Tommy Egan serait-il décidément trop sensible ? Autrement dit, souffrirait-il d’un excès d’empathie pour les victimes? Dans sa définition la plus courante, l’empathie et la capacité de se mettre à la place de l’autre. Le soldat est invité à le faire avec ceux de son camp et incité à renoncer à toute forme d’empathie pour ses ennemis. La guerre numérique et robotisée à laquelle participe Tommy Egan l’empêcheraient-elles de pratiquer cet indispensable inhibition de la capacité d’empathie en temps de guerre ? En tout cas, il ne manque pas d’empathie pour ses camarades. A un moment du film, un groupe de six soldats sur le terrain lui demandent de veiller sur eux pendant leur sommeil. Le pilote de drone peut en effet observer le territoire alentour et prévenir une attaque ennemie. Grâce à cette protection, les militaires sur le terrain passent une bonne nuit. Tommy Egan rentre ce matin-là heureux chez lui et déclare à sa femme: « cette nuit, j’ai fait quelque chose de bien ».

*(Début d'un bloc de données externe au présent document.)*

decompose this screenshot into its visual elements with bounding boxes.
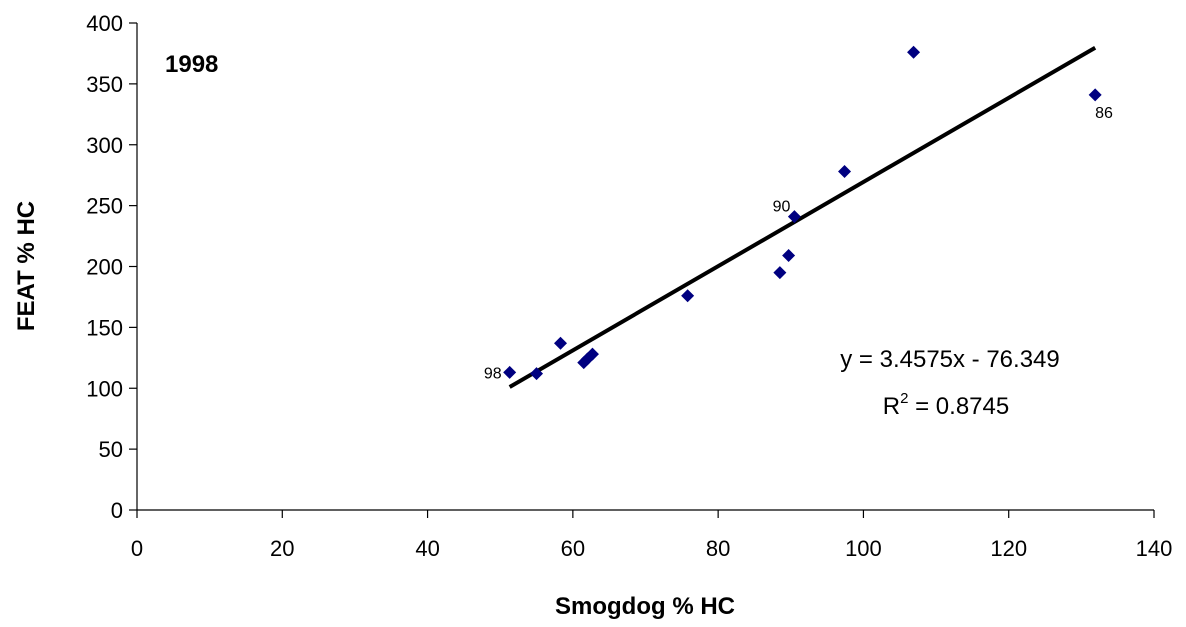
r2-prefix: R <box>883 393 900 420</box>
y-tick-label: 250 <box>86 194 123 219</box>
trendline-r2: R2 = 0.8745 <box>883 390 1009 420</box>
data-point-label: 86 <box>1095 105 1113 122</box>
trendline-group <box>508 45 1097 389</box>
data-points <box>503 45 1102 381</box>
x-tick-label: 80 <box>706 536 730 561</box>
point-labels: 98 90 86 <box>484 105 1113 383</box>
y-axis-title: FEAT % HC <box>13 201 40 331</box>
x-tick-label: 120 <box>990 536 1027 561</box>
r2-value: = 0.8745 <box>908 393 1009 420</box>
y-tick-label: 0 <box>111 498 123 523</box>
x-tick-label: 0 <box>131 536 143 561</box>
r2-exponent: 2 <box>900 390 908 407</box>
y-tick-label: 200 <box>86 255 123 280</box>
data-point-label: 90 <box>773 199 791 216</box>
data-point <box>681 289 695 303</box>
data-point <box>907 45 921 59</box>
y-tick-label: 400 <box>86 11 123 36</box>
data-point <box>838 165 852 179</box>
data-point <box>503 365 517 379</box>
data-point <box>530 367 544 381</box>
data-point <box>773 266 787 280</box>
trendline <box>508 45 1097 389</box>
data-point-label: 98 <box>484 365 502 382</box>
axes <box>136 23 1154 511</box>
x-axis-title: Smogdog % HC <box>555 593 735 620</box>
x-tick-label: 140 <box>1136 536 1173 561</box>
data-point <box>787 210 801 224</box>
y-tick-label: 350 <box>86 72 123 97</box>
x-axis-ticks: 0 20 40 60 80 100 120 140 <box>131 510 1172 561</box>
panel-title: 1998 <box>165 51 218 78</box>
y-tick-label: 300 <box>86 133 123 158</box>
y-axis-ticks: 0 50 100 150 200 250 300 350 400 <box>86 11 137 523</box>
y-tick-label: 50 <box>99 437 123 462</box>
data-point <box>782 249 796 263</box>
x-tick-label: 60 <box>561 536 585 561</box>
data-point <box>585 347 599 361</box>
x-tick-label: 20 <box>270 536 294 561</box>
data-point <box>554 336 568 350</box>
y-tick-label: 100 <box>86 376 123 401</box>
x-tick-label: 40 <box>415 536 439 561</box>
trendline-equation: y = 3.4575x - 76.349 <box>840 346 1060 373</box>
data-point <box>1088 88 1102 102</box>
x-tick-label: 100 <box>845 536 882 561</box>
y-tick-label: 150 <box>86 315 123 340</box>
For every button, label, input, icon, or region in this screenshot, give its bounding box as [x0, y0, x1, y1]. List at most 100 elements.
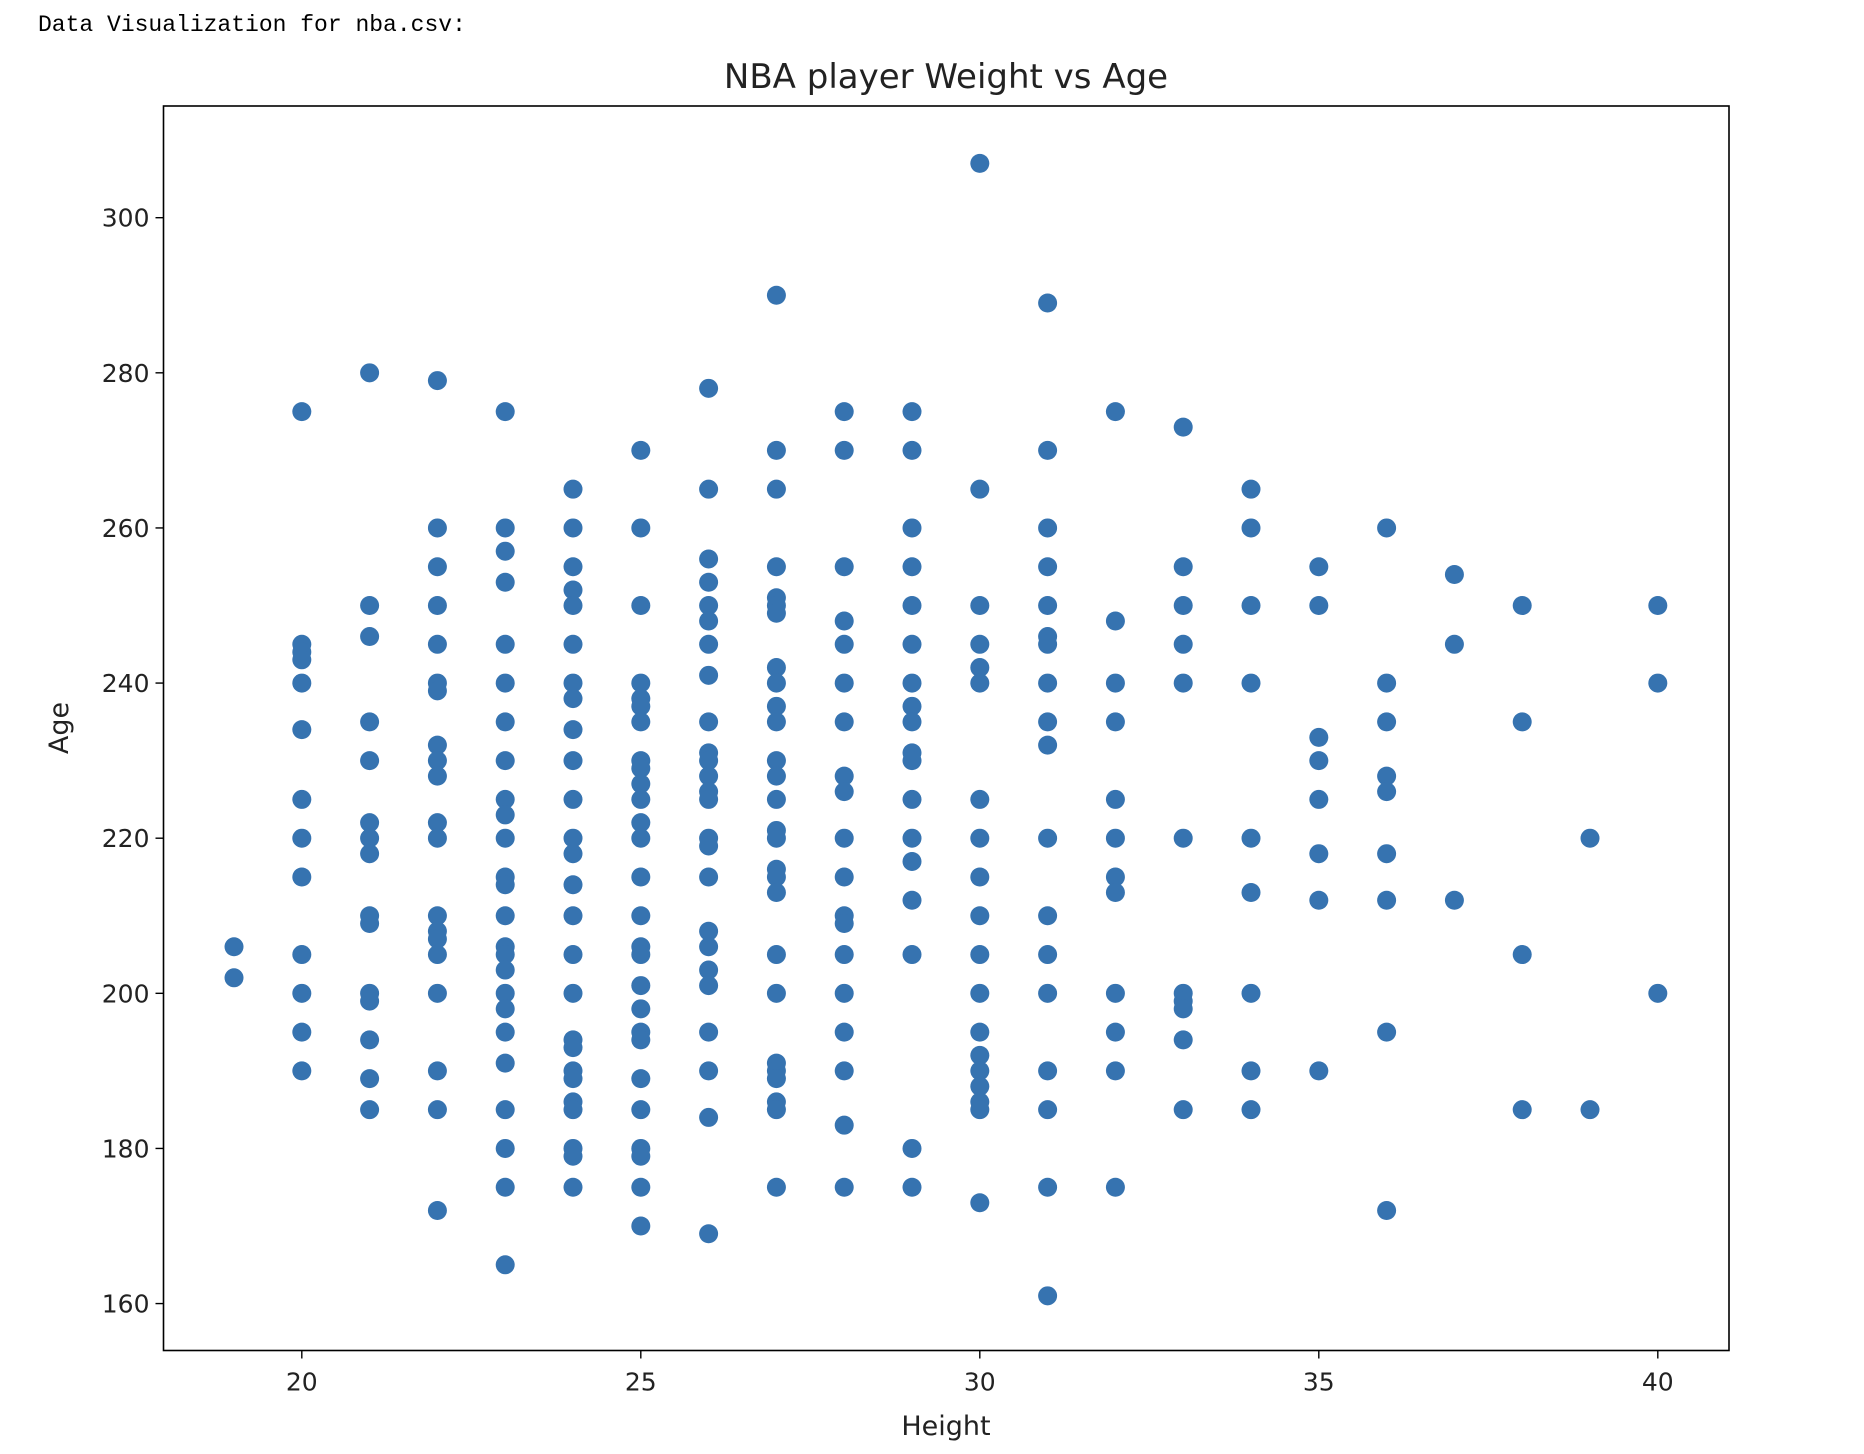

Mais Tommy Egan n’est pas non plus hostile à l’utilisation de la violence pourvue qu’il en ressente l’utilité. La preuve en est qu’à la fin du film, après avoir pris soin de débrancher tous les systèmes d’enregistrement, il s’offre le plaisir d’envoyer les « feux de l’enfer » sur un taliban qu’il a vu violer à deux reprises une femme dans une cour. Pour lui, à ce moment-là, la relation de cause à effet ne souffre aucun doute. On peut penser que la peine de mort soit une punition excessive pour deux viols, mais cette disproportion ne lui pose aucun problème. Seul importe pour lui à ce moment la possibilité d’établir un lien entre un préjudice auquel il a assisté et la punition du coupable. Autrement dit, le message essentiel de ce film pourrait être moins humaniste qu’il n’y paraît. C’est plutôt le fonctionnement de la chaîne de commandement qu’il interroge que la politique des frappes par drone qui s’est d’ailleurs généralisée sous le gouvernement Obama. Good Kill nous appelle finalement moins à la compassion pour les victimes qu’il ne montre la nécessité, pour les exécutants, de pouvoir donner du sens aux ordres qu’ils sont chargés d’appliquer. Justement pour éviter le sentiment d’être traité comme un robot, c’est-à-dire comme un être sans émotions ni état d’âme. En attendant probablement qu’un vrai robot ne s’installe devant le pupitre et n’obéisse à la voix anonyme de telle manière que plus personne ne soit tenté d’éprouver la moindre jouissance, comme ceux qui crient « good kill » à chaque cible frappée, ni non plus aucune culpabilité, comme le soldat Tommy Egan. Pour comprendre la guerre robotisée, il faudra décidément renoncer à tout ce que nous croyons savoir sur la guerre.

 

Bibliographie

 

Danet D., Hanon J.P., De Boisboissel G. (2012). Robots on the Battlefield, Contemporary Issues and Implications for the Future, Combat Studies Institute press, US Army Combined Arms Center, Fort Leavenworth, Kansas & Ecoles de Saint-Cyr Coëtquidan.

 

Singer P.W. (2009). Wired for war: the robotics revolution and conflict in the 21st century, New York, Penguin.